Con la oposición ausente, Cristina envió al Congreso el proyecto de reforma política
Sin la presencia de la oposición, la presidenta Cristina Fernández de Kirchner anunció esta tarde el envío de un proyecto de reforma política que contará con “la institucionalización del sistema de internas abiertas, obligatorias y simultáneas” para las disputas partidarias y candidaturas presidenciales.
El núcleo de la iniciativa pasa por el establecimiento de las elecciones internas abiertas obligatorias y simultáneas para todos los partidos políticos y en la redefinición de cómo se hará la propaganda electoral televisiva.
“Nosotros creemos profundamente en el sistema de partidos y es una ley para todos los partidos politicos”, aseguró la jefa de Estado, acomapañada por el jefe de Gabinete, Aníbal Fernández, y el ministro del Interior, Florencio Randazzo.
El objetivo de la reforma, dijo Cristina, es “arribar a un sistema de partidos políticos fuertes, donde el ciudadano se sienta partícipe y responsable y que si vota algo sepa que esa va a ser la gestión de Gobierno”.

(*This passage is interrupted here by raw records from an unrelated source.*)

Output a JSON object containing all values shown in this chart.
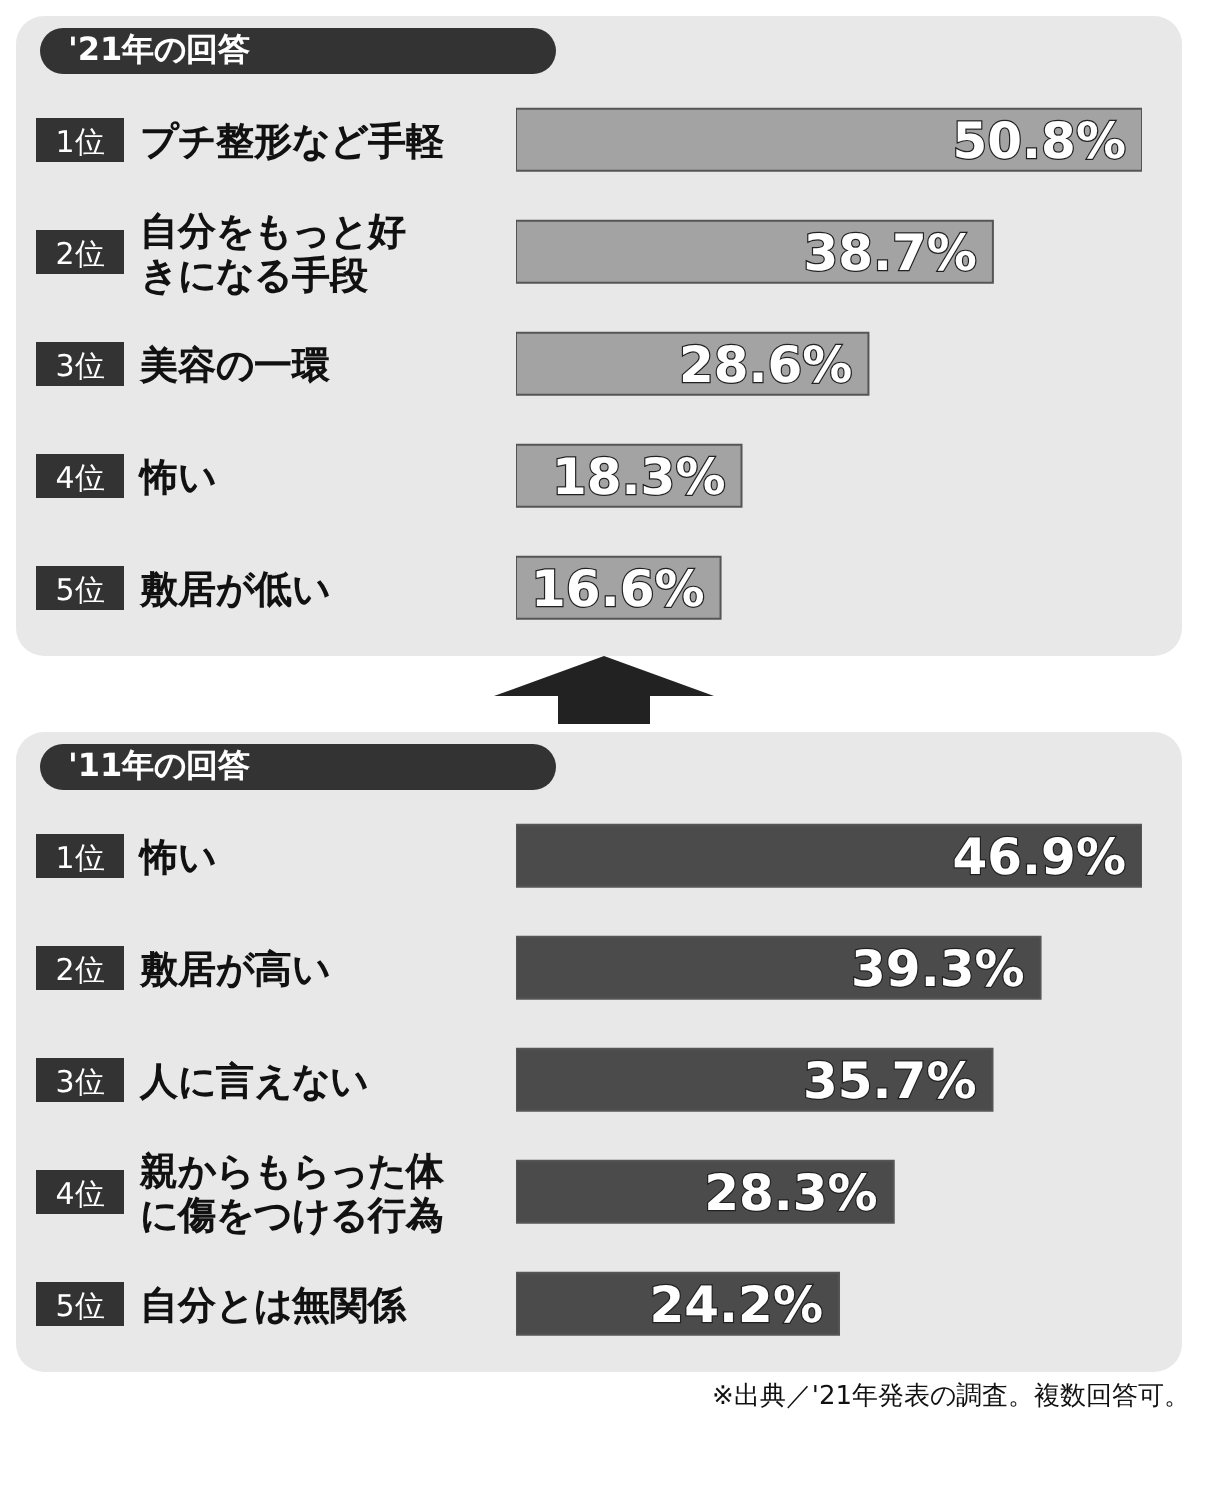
{
  "chart_data": [
    {
      "type": "bar",
      "orientation": "horizontal",
      "title": "'21年の回答",
      "categories": [
        "1位 プチ整形など手軽",
        "2位 自分をもっと好きになる手段",
        "3位 美容の一環",
        "4位 怖い",
        "5位 敷居が低い"
      ],
      "values": [
        50.8,
        38.7,
        28.6,
        18.3,
        16.6
      ],
      "value_labels": [
        "50.8%",
        "38.7%",
        "28.6%",
        "18.3%",
        "16.6%"
      ],
      "color": "#a3a3a3",
      "grid": false,
      "legend": false
    },
    {
      "type": "bar",
      "orientation": "horizontal",
      "title": "'11年の回答",
      "categories": [
        "1位 怖い",
        "2位 敷居が高い",
        "3位 人に言えない",
        "4位 親からもらった体に傷をつける行為",
        "5位 自分とは無関係"
      ],
      "values": [
        46.9,
        39.3,
        35.7,
        28.3,
        24.2
      ],
      "value_labels": [
        "46.9%",
        "39.3%",
        "35.7%",
        "28.3%",
        "24.2%"
      ],
      "color": "#4b4b4b",
      "grid": false,
      "legend": false,
      "annotations": [
        "※出典／'21年発表の調査。複数回答可。"
      ]
    }
  ]
}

“La ley que estamos proponiendo tiene el objetivo para garantizar la igualdad los espacios audiovisuales para todos los partidos políticos”. sumó. La Presidenta detalló que la asignación de espacios gratuitos, garantizados por Ley, fueron cayendo en desuso, pero como las señales son espacios prestados, deben ser cedidos a todos los partidos.
Entre otros cambios, con el tiempo de campaña previo a las “primarias” y a las elecciones generales, las modificaciones sustanciales que promueve están vinculadas a las internas y la publicidad televisiva.
El texto obliga a todos los partidos a realizar internas abiertas y simultáneas para definir todos los cargos electivos nacionales (presidente y vice pero también senadores y diputados); en el caso de que haya lista única, deben hacerlo igual con una concurrencia mínima establecida para poder presentar a su candidato en los comicios generales. El padrón es el mismo de las elecciones generales y además en ambas se unificarían las mesas femeninas y masculinas, todavía separadas.
Además de enviar el proyecto al Congreso, Fernández de Kirchner les pidió a los legisladores que tomen el ejemplo de Uruguay e impulsen “boletas más coloridas, divertidas e identificables y menos como el papel de diario con menos onda”.
Con respecto a la pulseada con la oposición, Kirchner ironizó diciendo: “Las mujeres no pulseamos”, y sostuvo que “el hecho de que no hayan estado aquí presentes es un dato menor, lo importante es que se pueda debatir en el Congreso. Lo demás es anecdótico”.
El proyecto fue producto de la ronda de reuniones “primera coincidencias de foco”. Que plantea una serie de puntos a destacar:
- Primarias abiertas simultaneas y obligatorias para todos proponen precandidatos.
- Voto obligatorios y un voto por agrupación.
- Eliminan las listas colectoras y listas espejo.
- Se estableció un piso de voto para participar en elecciones.
- Propone cambios en la financiación de los partidos, en la regulación de la publicidad en radio y TV y busca una distribución más equitativa.
- Le prohibe a los partidos políticos contratar publicidad privada.
- Establece una veda de 15 días para las elecciones.
- Prohibe terminantemente ser candidatos a quienes estén procesados por crímenes de lesa humanidad.
Pese a que algunos partidos de la oposición participaron de las rondas de diálogo para consensuar la reforma, muchos de ellos no se hicieron presentes:
Elisa Carrió, titular de la Coalición Cívica-ARI, rechazó vía carta la invitación al acto y advirtió al Gobierno que “nunca” formará parte del “aplauso cómplice de la mentira”.
El senador y titular de la UCR Gerardo Morales dijo que a la hora del acto en la Rosada participaba de una sesión en la Cámara alta y no pudo concurrir.
El gobernador de Chubut, Mario Das Neves, indicó: “No puedo presentarme en la histórica Casa Rosada para aplaudir lo que desconozco”
Y Martín Sabbatella, otro referente de la centroizquierda, opinó que “si se fortalece el bipartidismo y se impide el nacimiento de nuevas fuerzas, se deteriora la democracia”.